Ce rapport à la famille n’efface en rien son exigence professionnelle. Son parcours reste marqué par des collaborations fortes, notamment avec Guillaume Canet, dont elle partage encore l’affiche au cinéma. Leur séparation, annoncée après dix-huit ans de vie commune, n’a pas mis fin à leur complicité artistique. Elle continue d’enchaîner les projets ambitieux, entre cinéma d’auteur et productions très attendues. Elle sera ainsi à l’affiche de Karma, qui sortira à l’automne et sera d’ici là présenté au Festival de Cannes 2026 mais aussi de Roma Elastica de Bertrand Mandico.

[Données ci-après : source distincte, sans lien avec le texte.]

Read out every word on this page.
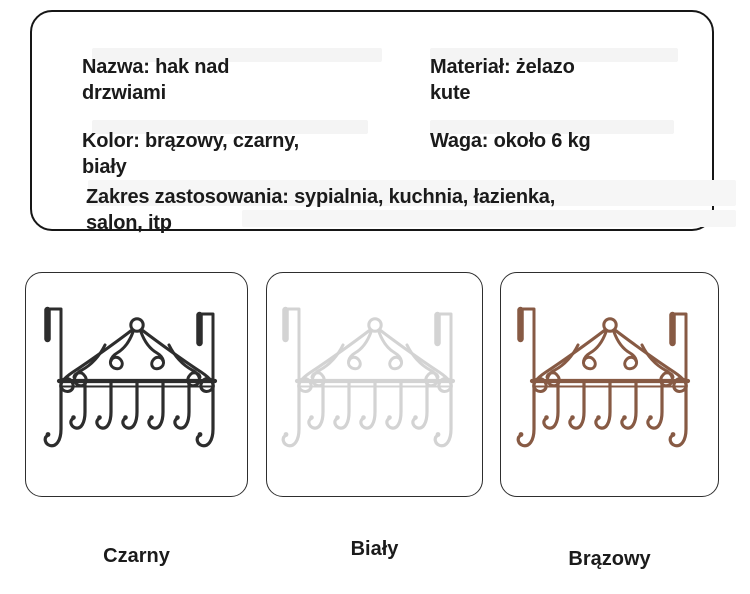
Nazwa: hak nad
drzwiami
Materiał: żelazo
kute
Kolor: brązowy, czarny,
biały
Waga: około 6 kg
Zakres zastosowania: sypialnia, kuchnia, łazienka,
salon, itp
Czarny	Biały	Brązowy
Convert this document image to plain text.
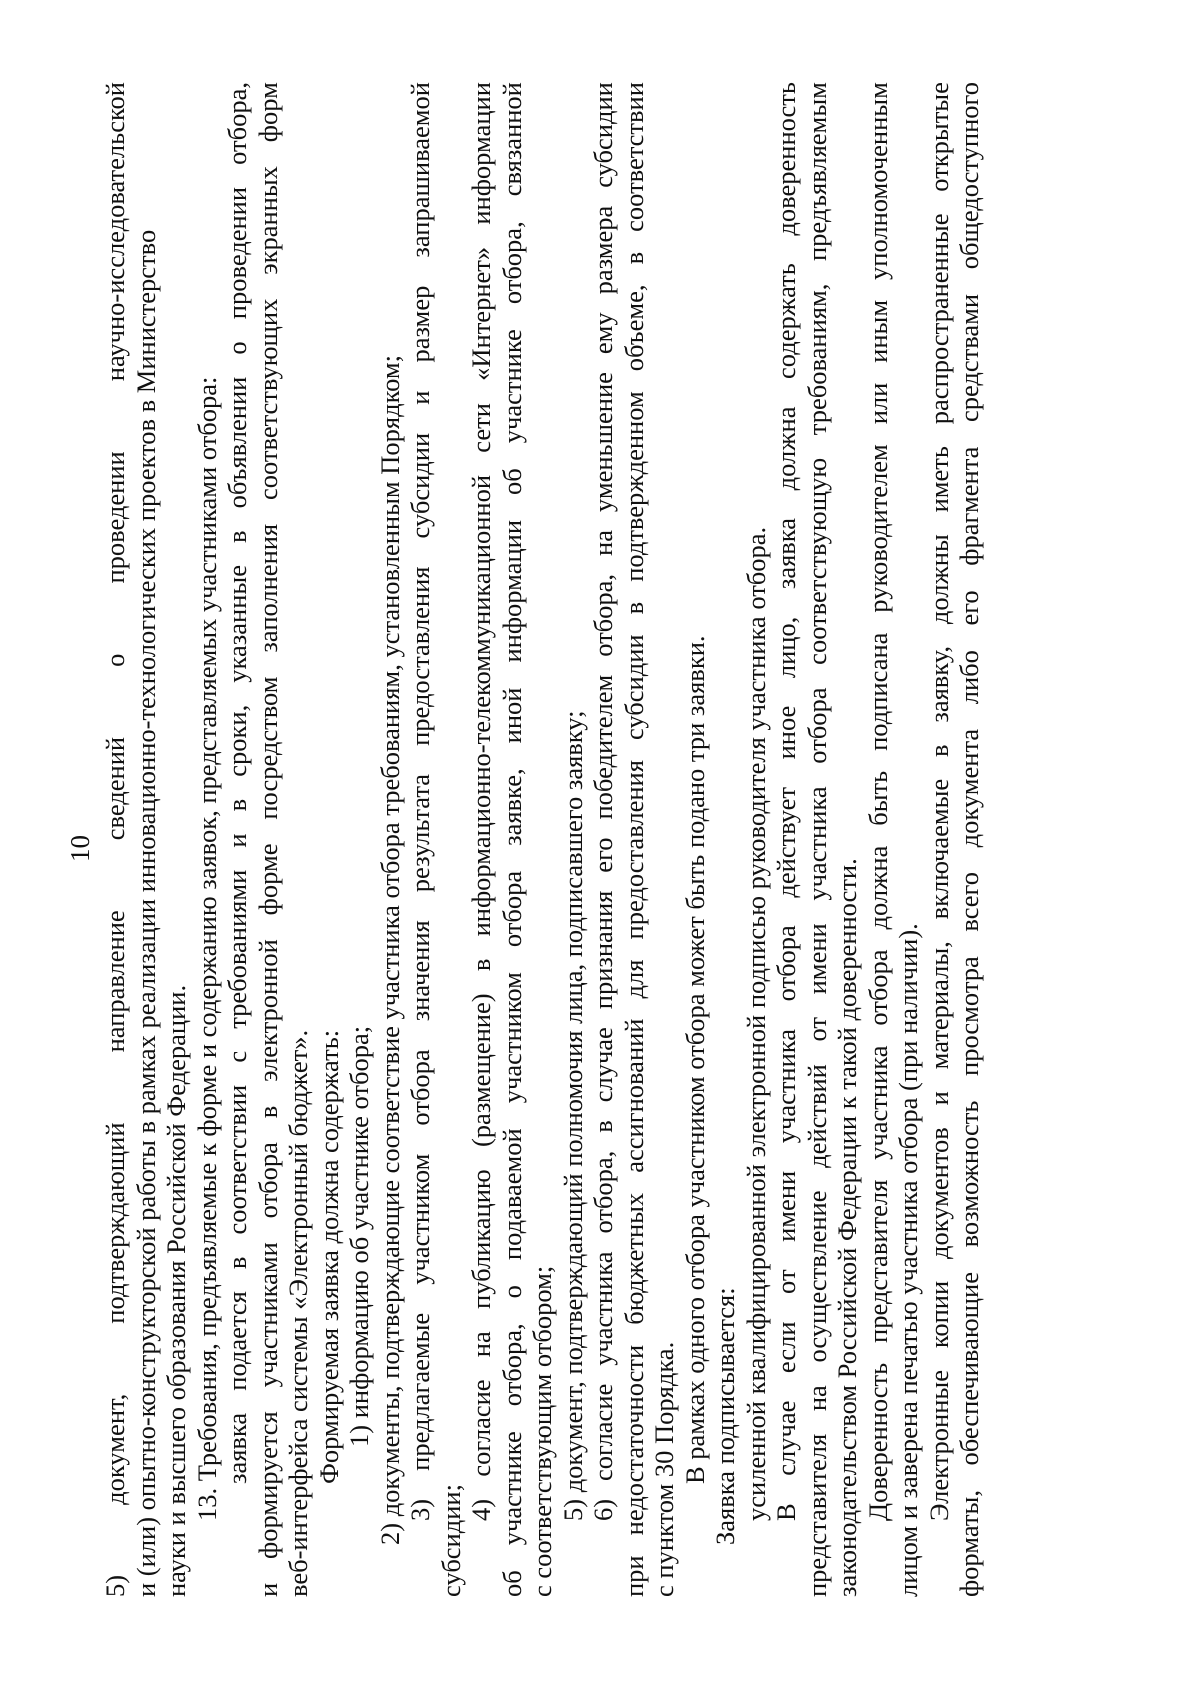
10
5)
документ,
подтверждающий
направление
сведений
о
проведении
научно-исследовательской и (или) опытно-конструкторской работы в рамках реализации инновационно-технологических проектов в Министерство науки и высшего образования Российской Федерации. 13. Требования, предъявляемые к форме и содержанию заявок, представляемых участниками отбора: заявка
подается
в
соответствии
с
требованиями
и
в
сроки,
указанные
в
объявлении
о
проведении
отбора,
и
формируется
участниками
отбора
в
электронной
форме
посредством
заполнения
соответствующих
экранных
форм
веб-интерфейса системы «Электронный бюджет». Формируемая заявка должна содержать: 1) информацию об участнике отбора; 2) документы, подтверждающие соответствие участника отбора требованиям, установленным Порядком; 3)
предлагаемые
участником
отбора
значения
результата
предоставления
субсидии
и
размер
запрашиваемой
субсидии; 4)
согласие
на
публикацию
(размещение)
в
информационно-телекоммуникационной
сети
«Интернет»
информации
об
участнике
отбора,
о
подаваемой
участником
отбора
заявке,
иной
информации
об
участнике
отбора,
связанной
с соответствующим отбором; 5) документ, подтверждающий полномочия лица, подписавшего заявку; 6)
согласие
участника
отбора,
в
случае
признания
его
победителем
отбора,
на
уменьшение
ему
размера
субсидии
при
недостаточности
бюджетных
ассигнований
для
предоставления
субсидии
в
подтвержденном
объеме,
в
соответствии
с пунктом 30 Порядка. В рамках одного отбора участником отбора может быть подано три заявки. Заявка подписывается: усиленной квалифицированной электронной подписью руководителя участника отбора. В
случае
если
от
имени
участника
отбора
действует
иное
лицо,
заявка
должна
содержать
доверенность
представителя
на
осуществление
действий
от
имени
участника
отбора
соответствующую
требованиям,
предъявляемым
законодательством Российской Федерации к такой доверенности. Доверенность
представителя
участника
отбора
должна
быть
подписана
руководителем
или
иным
уполномоченным
лицом и заверена печатью участника отбора (при наличии). Электронные
копии
документов
и
материалы,
включаемые
в
заявку,
должны
иметь
распространенные
открытые
форматы,
обеспечивающие
возможность
просмотра
всего
документа
либо
его
фрагмента
средствами
общедоступного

Son équilibre semble aujourd’hui reposer sur cette double identité : mère investie et actrice en perpétuelle recherche. Une réalité où la vie personnelle nourrit sans doute son regard artistique, et inversement. En parallèle, le football, pratiqué par sa fille Louise, s’inscrit dans une dynamique plus large. Une étude menée par l’UEFA en collaboration avec l’Université de Birmingham met en lumière ses effets positifs sur les jeunes filles. Réalisée auprès de 4128 participantes dans six pays européens, elle révèle que 80 % des footballeuses gagnent en confiance grâce à leur appartenance à une équipe, contre 74 % dans les autres sports.
L’étude montre aussi que 54 % des jeunes joueuses se sentent moins préoccupées par le regard des autres, tandis que 58 % des adolescentes de 13 à 17 ans estiment avoir surmonté leur manque de confiance grâce au football. Enfin, 48 % déclarent se sentir moins mal à l’aise dans leur quotidien. Des chiffres qui confirment l’impact positif du football féminin sur le développement personnel et le bien-être.